This sentence makes it feel more observable when you go to the polls, and it increased the effect of the letter by 50%. Making the letter more effective reduced the cost of getting an additional vote from $70 down to about $40.
Observability has been used to do things like get people to donate blood more frequently by listing the names of donors on local newsletters, or to pay their taxes on time by listing the names of delinquents on a public website.
What about this example? Toyota got hundreds of thousands of people to buy a more fuel-efficient car by making the Prius so unique that their good deed was observable from a mile away.
All right, so observability is great, but we all know, we’ve all seen people walk by an opportunity to do good. They’ll see somebody asking for money on the sidewalk and they’ll pull out their phones and look really busy, or they’ll go to the museum and they’ll waltz right on by the donation box.
Imagine it’s the holiday season and you’re going to the supermarket, and there’s a Salvation Army volunteer, and he’s ringing his bell.
A few years ago, researchers in San Diego teamed up with a local chapter from the Salvation Army to try to find ways to increase donations. What they found was kind of funny.
When the volunteer stood in front of just one door, people would avoid giving by going out the other door.
Well, because they can always claim, “Oh, I didn’t see the volunteer,” or, “I wanted to get something from over there,” or, “That’s where my car is.” In other words, there’s lots of excuses.
And that brings us to the second item on our checklist: to eliminate excuses.
In the case of the Salvation Army, eliminating excuses just means standing in front of both doors, and sure enough, when they did this, donations rose.
But that’s when things got kind of funny, even funnier.
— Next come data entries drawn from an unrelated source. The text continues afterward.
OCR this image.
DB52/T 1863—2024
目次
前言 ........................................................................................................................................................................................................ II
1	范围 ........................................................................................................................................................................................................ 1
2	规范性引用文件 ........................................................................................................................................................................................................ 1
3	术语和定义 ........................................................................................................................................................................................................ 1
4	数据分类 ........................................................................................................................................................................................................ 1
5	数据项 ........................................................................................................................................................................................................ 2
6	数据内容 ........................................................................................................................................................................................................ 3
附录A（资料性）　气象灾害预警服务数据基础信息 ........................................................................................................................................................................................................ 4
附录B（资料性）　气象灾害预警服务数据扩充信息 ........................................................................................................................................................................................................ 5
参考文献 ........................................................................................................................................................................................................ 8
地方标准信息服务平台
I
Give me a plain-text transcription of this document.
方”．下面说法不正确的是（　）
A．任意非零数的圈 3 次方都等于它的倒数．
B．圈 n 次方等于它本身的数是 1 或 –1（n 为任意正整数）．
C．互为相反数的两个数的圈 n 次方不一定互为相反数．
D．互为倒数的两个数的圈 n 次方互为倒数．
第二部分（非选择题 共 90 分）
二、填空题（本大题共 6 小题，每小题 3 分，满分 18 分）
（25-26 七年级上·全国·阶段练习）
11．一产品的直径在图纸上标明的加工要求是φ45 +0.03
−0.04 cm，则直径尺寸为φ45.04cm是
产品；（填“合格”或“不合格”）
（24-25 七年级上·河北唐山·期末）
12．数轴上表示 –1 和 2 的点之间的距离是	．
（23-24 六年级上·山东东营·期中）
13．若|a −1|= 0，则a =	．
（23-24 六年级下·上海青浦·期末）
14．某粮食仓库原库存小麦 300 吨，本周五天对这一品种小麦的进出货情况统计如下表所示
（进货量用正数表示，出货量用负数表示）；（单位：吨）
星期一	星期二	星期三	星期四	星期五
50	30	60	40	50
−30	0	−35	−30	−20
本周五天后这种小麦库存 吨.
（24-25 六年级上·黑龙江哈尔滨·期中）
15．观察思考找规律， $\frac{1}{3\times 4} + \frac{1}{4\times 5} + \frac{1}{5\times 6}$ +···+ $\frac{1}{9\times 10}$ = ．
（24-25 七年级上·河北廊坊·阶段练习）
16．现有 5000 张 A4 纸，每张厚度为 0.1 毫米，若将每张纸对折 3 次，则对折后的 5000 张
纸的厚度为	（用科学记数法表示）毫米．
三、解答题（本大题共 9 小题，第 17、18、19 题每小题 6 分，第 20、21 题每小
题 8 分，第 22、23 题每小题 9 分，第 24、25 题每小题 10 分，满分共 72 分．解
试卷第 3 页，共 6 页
The researchers were out in the parking lot, and they were counting people as they came in and out of the store, and they noticed that when the volunteers stood in front of both doors, people stopped coming out of the store at all.
Obviously, they were surprised by this, so they decided to look into it further, and that’s when they found that there was actually a third, smaller utility door usually used to take out the recycling — and now people were going out that door in order to avoid the volunteers.
This teaches us an important lesson though. When we’re trying to eliminate excuses, we need to be very thorough, because people are really creative in making them.
All right, I want to switch to a setting where excuses can have deadly consequences.
What if I told you that the world’s deadliest infectious disease has a cure, in fact, that it’s had one for 70 years, a good one, one that works almost every time? It’s incredible, but it’s true. The disease is tuberculosis.
It infects some 10 million people a year, and it kills almost 2 million of them. Like the blackout prevention program, we’ve got the solution. The problem is people.
People need to take their medication so that they’re cured, and so that they don’t get other people sick. For a few years now, we’ve been collaborating with a mobile health startup called Keheala to support TB patients as they undergo treatment.
Now, you have to understand, TB treatment, it’s really tough. We’re talking about taking a really strong antibiotic every single day for six months or more. That antibiotic is so strong that it will make you feel sick. It will make you feel nauseous and dizzy. It will make your pee turn funny colors.
It’s also a problem because you have to go back to the clinic about every week in order to get more pills, and in sub-Saharan Africa or other places where TB is common, now you’re talking about going someplace pretty far, taking tough and slow public transport, maybe the clinic is inefficient.
So now you’re talking about taking a half day off of work every week from a job you desperately can’t afford to lose. It’s even worse when you consider the fact that there’s a terrible stigma, and you desperately don’t want people to find that you have the disease.
Some of the toughest stories we hear are actually from women who, in these places where domestic violence can be kind of common, they tell us that they have to hide it from their husbands that they’re coming to the clinic. So it’s no surprise that people don’t complete treatment.
Can our approach really help them? Can we really get them to stick it out? Yeah.
Every day, we text patients to remind them to take their medication, but if we stopped there, there’d be lots of excuses. “Well, I didn’t see the text” Or, “You know, I saw the text, but then I totally forgot, put the phone down and I just forgot about it.” Or, “I lent the phone out to my mom.”